Wat is de betekenis van Samenraapsel?

2024-04-29
Groot woordenboek der Nederlandse taal

Van Dale Uitgevers (1950)

Samenraapsel

o. (-s), (minacht.) geheel dat bijeengebracht is zonder dat er innerlijke saamhorigheid bestaat, bonte, ongeregelde troep : een samenraapsel van leugens; de N.S.B. bestond uit een samenraapsel van mislukkelingen en querulanten.

2024-04-29
Verklarend handwoordenboek der Nederlandse taal

M. J. Koenen's (1937)

samenraapsel

o. samenraapsels (mengelmoes): een samenraapsel van leugens.

2024-04-29
Modern Woordenboek

Jozef Verschueren (1930)

samenraapsel

('sa:mən) o. (-s) 1. Eig. samengeraapte dingen of personen, veelal ongunstig.
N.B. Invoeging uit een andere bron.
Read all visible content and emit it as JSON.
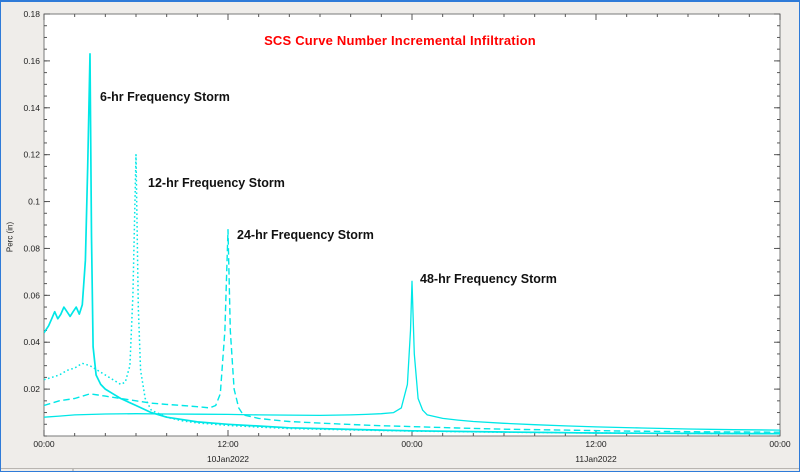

Tgst. keurbende. 2. Metf. mengelmoes : een van leugens.

2024-04-29
Oosthoek Encyclopedie

Oosthoek's Uitgevers Mij. N.V (1916-1925)

Samenraapsel

o. (-s), (minachtend) bonte, ongeregelde troep: een samenraapsel van leugens.

2024-04-29
Prisma Groot Woordenboek Nederlands

Unieboek | Het Spectrum (2024)

2024-04-29
Groot woordenboek der Nederlandsche taal

J.H. van Dale (1898)

Samenraapsel

Samenraapsel - o. (-s), wat van verschillende kanten bijeengebracht is; mengelmoes: een samenraapsel van leugens.